Azincourt
les Français
appelèrent le 25 octobre 1415 la journée malheureuse*. Même après
avoir chassé les Anglais de France, cela resta un triste souvenir. Ce jour
avait été un désastre.
Pourtant, il faillit en être de même
pour Henry V et sa petite armée pourtant bien équipée. Cette armée qui
avait quitté Southampton avec de grands espoirs, principalement la capture
rapide d’Harfleur. Une victoire aurait démontré, du moins dans l’esprit pieux
d’Henry V, que Dieu soutenait ses prétentions au trône français. Mais le
siège d’Harfleur dura plus longtemps que prévu et l’armée anglaise fut presque
décimée par la dysenterie.
Le récit de ce siège est juste dans
ses grandes lignes, bien que j’aie pris une grande liberté en racontant le
percement d’une galerie devant la porte de Leure.

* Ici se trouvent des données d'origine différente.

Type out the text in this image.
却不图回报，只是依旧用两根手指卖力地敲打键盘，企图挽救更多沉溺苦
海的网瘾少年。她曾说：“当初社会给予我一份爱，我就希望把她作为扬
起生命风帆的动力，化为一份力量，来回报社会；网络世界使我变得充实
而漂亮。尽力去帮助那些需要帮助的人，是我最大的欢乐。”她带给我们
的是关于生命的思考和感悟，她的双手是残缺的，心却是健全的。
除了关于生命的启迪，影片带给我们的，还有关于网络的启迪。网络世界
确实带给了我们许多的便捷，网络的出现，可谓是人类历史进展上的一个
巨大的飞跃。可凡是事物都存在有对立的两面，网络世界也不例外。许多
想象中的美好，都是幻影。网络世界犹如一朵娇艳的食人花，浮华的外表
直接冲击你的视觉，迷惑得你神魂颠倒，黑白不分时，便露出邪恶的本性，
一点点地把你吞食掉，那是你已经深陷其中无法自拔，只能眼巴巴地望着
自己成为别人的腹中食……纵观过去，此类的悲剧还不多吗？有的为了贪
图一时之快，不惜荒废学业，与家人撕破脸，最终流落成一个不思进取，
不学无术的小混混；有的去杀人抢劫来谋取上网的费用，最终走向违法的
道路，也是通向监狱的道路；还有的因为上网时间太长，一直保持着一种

Il n’y en eut aucune, le sol
ne le permettait pas ; mais je voulais donner une idée, si inexact que
soit cet épisode, des horreurs qu’affrontaient les hommes dans les combats
souterrains. La défense d’Harfleur fut remarquable, et l’honneur en revient à
Raoul de Gaucourt, l’un des chefs de la garnison.

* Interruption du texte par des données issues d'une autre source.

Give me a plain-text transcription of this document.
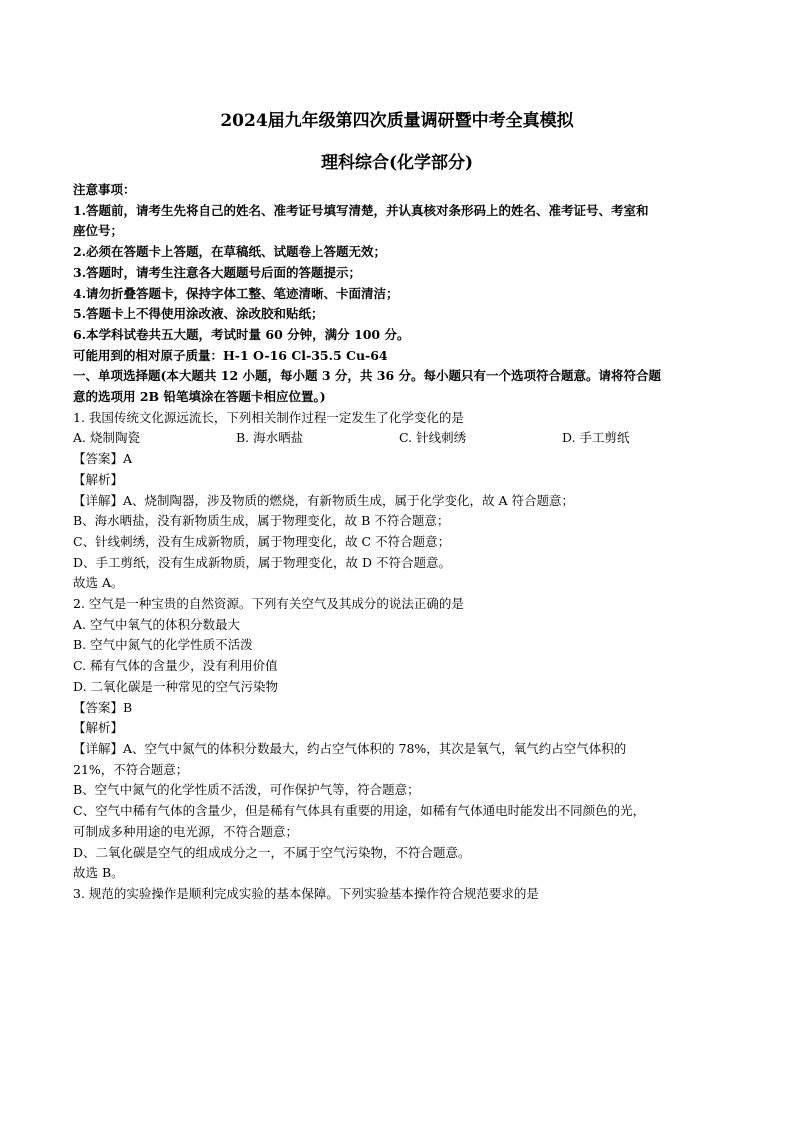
2024届九年级第四次质量调研暨中考全真模拟
理科综合(化学部分)
注意事项：
1.答题前，请考生先将自己的姓名、准考证号填写清楚，并认真核对条形码上的姓名、准考证号、考室和
座位号；
2.必须在答题卡上答题，在草稿纸、试题卷上答题无效；
3.答题时，请考生注意各大题题号后面的答题提示；
4.请勿折叠答题卡，保持字体工整、笔迹清晰、卡面清洁；
5.答题卡上不得使用涂改液、涂改胶和贴纸；
6.本学科试卷共五大题，考试时量 60 分钟，满分 100 分。
可能用到的相对原子质量：H-1 O-16 Cl-35.5 Cu-64
一、单项选择题(本大题共 12 小题，每小题 3 分，共 36 分。每小题只有一个选项符合题意。请将符合题
意的选项用 2B 铅笔填涂在答题卡相应位置。)
1. 我国传统文化源远流长，下列相关制作过程一定发生了化学变化的是
A. 烧制陶瓷	B. 海水晒盐	C. 针线刺绣	D. 手工剪纸
【答案】A
【解析】
【详解】A、烧制陶器，涉及物质的燃烧，有新物质生成，属于化学变化，故 A 符合题意；
B、海水晒盐，没有新物质生成，属于物理变化，故 B 不符合题意；
C、针线刺绣，没有生成新物质，属于物理变化，故 C 不符合题意；
D、手工剪纸，没有生成新物质，属于物理变化，故 D 不符合题意。
故选 A。
2. 空气是一种宝贵的自然资源。下列有关空气及其成分的说法正确的是
A. 空气中氧气的体积分数最大
B. 空气中氮气的化学性质不活泼
C. 稀有气体的含量少，没有利用价值
D. 二氧化碳是一种常见的空气污染物
【答案】B
【解析】
【详解】A、空气中氮气的体积分数最大，约占空气体积的 78%，其次是氧气，氧气约占空气体积的
21%，不符合题意；
B、空气中氮气的化学性质不活泼，可作保护气等，符合题意；
C、空气中稀有气体的含量少，但是稀有气体具有重要的用途，如稀有气体通电时能发出不同颜色的光，
可制成多种用途的电光源，不符合题意；
D、二氧化碳是空气的组成成分之一，不属于空气污染物，不符合题意。
故选 B。
3. 规范的实验操作是顺利完成实验的基本保障。下列实验基本操作符合规范要求的是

Harfleur se rendit finalement, et il
lui fut épargné le sac et les horreurs de la chute de Soissons en 1414. On
raconte que des mercenaires anglais furent payés pour trahir la ville, ce qui
explique les agissements du personnage fictif de sir Roger Pallaire ; mais
dans le contexte de la campagne d’Azincourt, Soissons tient une place
significative en raison de ses saints patrons, saint Crépin et saint Crépinien,
dont la fête tombe réellement le 25 octobre. Pour beaucoup en Europe, les
événements de la Saint-Crépin de 1415 furent une sorte de vengeance céleste
pour les atrocités commises à Soissons l’année précédente.

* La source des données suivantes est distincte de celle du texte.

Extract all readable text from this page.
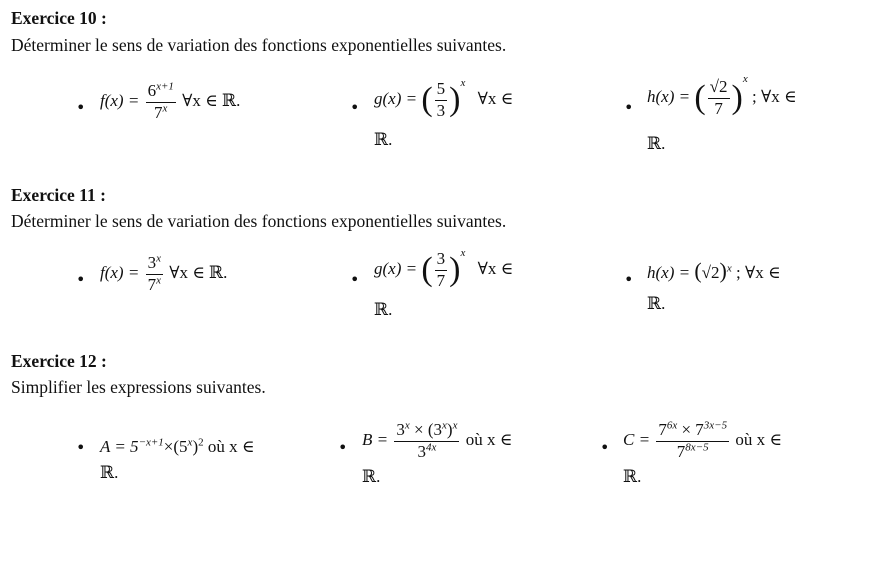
Exercice 10 :
Déterminer le sens de variation des fonctions exponentielles suivantes.
• $f(x) = \frac{6^{x+1}}{7^x}$ ∀x ∈ ℝ.	• g(x) = ( $\frac{5}{3} )^x$ ∀x ∈
ℝ.
•
h(x) = ( $\frac{√2}{7} )^x$ ; ∀x ∈
ℝ.
Exercice 11 :
Déterminer le sens de variation des fonctions exponentielles suivantes.
• $f(x) = \frac{3^x}{7^x}$ ∀x ∈ ℝ.	•
g(x) = ( $\frac{3}{7} )^x$ ∀x ∈
ℝ.
• $h(x) = (√2)^x$ ; ∀x ∈
ℝ.
Exercice 12 :
Simplifier les expressions suivantes.
• $A = 5^{-x+1}\times(5^x)^2$ où x ∈
ℝ.
• $B = \frac{3^x \times (3^x)^x}{3^{4x}}$ où x ∈
ℝ.
• $C = \frac{7^{6x} \times 7^{3x-5}}{7^{8x-5}}$ où x ∈
ℝ.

Henry aurait dû renoncer à toute
idée de campagne après la reddition d’Harfleur. Mais dépenser autant d’argent
pour ne gagner rien de plus qu’un port normand serait passé pour un piètre exploit.
Certes, la ville était désormais anglaise (et le resterait pendant vingt ans),
mais sa prise avait fait perdre un temps précieux. Cependant, Henry préféra
entraîner sa petite armée éprouvée dans une marche d’Harfleur à Calais.
Ce n’était pas un défi
insurmontable. Il s’agit d’une distance d’environ cent quatre-vingt-dix
kilomètres, et l’armée, entièrement montée, pouvait la parcourir en huit jours.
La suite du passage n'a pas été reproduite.